Morphin, with few exceptions, is a cardiac tonic and a cardiac stimulant, unless the dose is much too large. As long as the bowels are daily moved and the food is not given at the time of the full action of the morphin, when digestion might be delayed or interfered with, in most patients the action of this drug during serious illness is entirely for good. The greatest mistake in using morphin for the production of sleep, or for physical and mental rest and comfort when there is not severe pain, is in giving too large a dose. If pain is not severe, or due to inflammatory distention of some undilatable part, to pressure on some nerve, to distention of some tube by a calculus or to some serious injury to the nerves, large doses of morphin are not needed. Small doses will act much more efficiently. It is excessively rare that a hypodermic of one- fourth grain of morphin sulphate is needed, except for the conditions enumerated. It is often a fact that so small a dose as one-eighth grain of morphin or even one-sixth grain will cause sufficient stimulation of a nervous patient, because its primary stimulant effect on the spinal cord is greater than its depressant effect on the brain, to require another dose (one-fourth grain altogether) to give such a patient rest.
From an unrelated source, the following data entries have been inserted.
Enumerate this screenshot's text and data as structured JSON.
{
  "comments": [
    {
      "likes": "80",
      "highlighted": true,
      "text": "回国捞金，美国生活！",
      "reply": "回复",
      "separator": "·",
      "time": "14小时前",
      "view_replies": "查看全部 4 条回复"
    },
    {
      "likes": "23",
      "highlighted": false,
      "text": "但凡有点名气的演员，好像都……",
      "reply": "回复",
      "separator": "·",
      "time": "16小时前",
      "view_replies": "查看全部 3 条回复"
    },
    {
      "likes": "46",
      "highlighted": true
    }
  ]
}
On the other hand, this patient may many times be quieted by one-tenth grain of morphin sulphate on account of the size of the dose being not sufficient to stimulate the spinal cord. Many a time clinically when one-eighth grain has failed, a dose of one-fourth grain having been apparently necessary, a change to one-tenth grain has proved entirely and perfectly satisfactory.
DIET
As intimated in the preceding paragraph, the diet during endocarditis must be carefully regulated. It must be sufficient, and appropriate for the disease in which the complication occurs, but it must be in such dosage and administered with such frequency as to cause the least possible indigestion. Large amounts of milk are rarely advisable. Too much milk is certainly given, even in rheumatism. While pretty well tolerated by children, it is often badly tolerated as far as digestive symptoms are concerned, by adults. The amount of liquid given should be governed by the amount of urine pa.s.sed and by the amount of perspiration. The patient should not be overloaded with liquid if he does not need it. Enough carbohydrate must be given.
LAXATIVES
If the bowels are known to be in excellent condition and not loaded with fecal matters, brisk catharsis is not needed simply because endocarditis has developed. If the bowels have been neglected, a small dose of calomel, aided by a compound aloin tablet, is necessary and good treatment. Subsequent movements of the bowels should be daily obtained by vegetable laxatives with occasional enemas, as needed. With all inflammation of the heart and the possibility of myocarditis developing or being actually present, it is not advisable to use salines freely or often.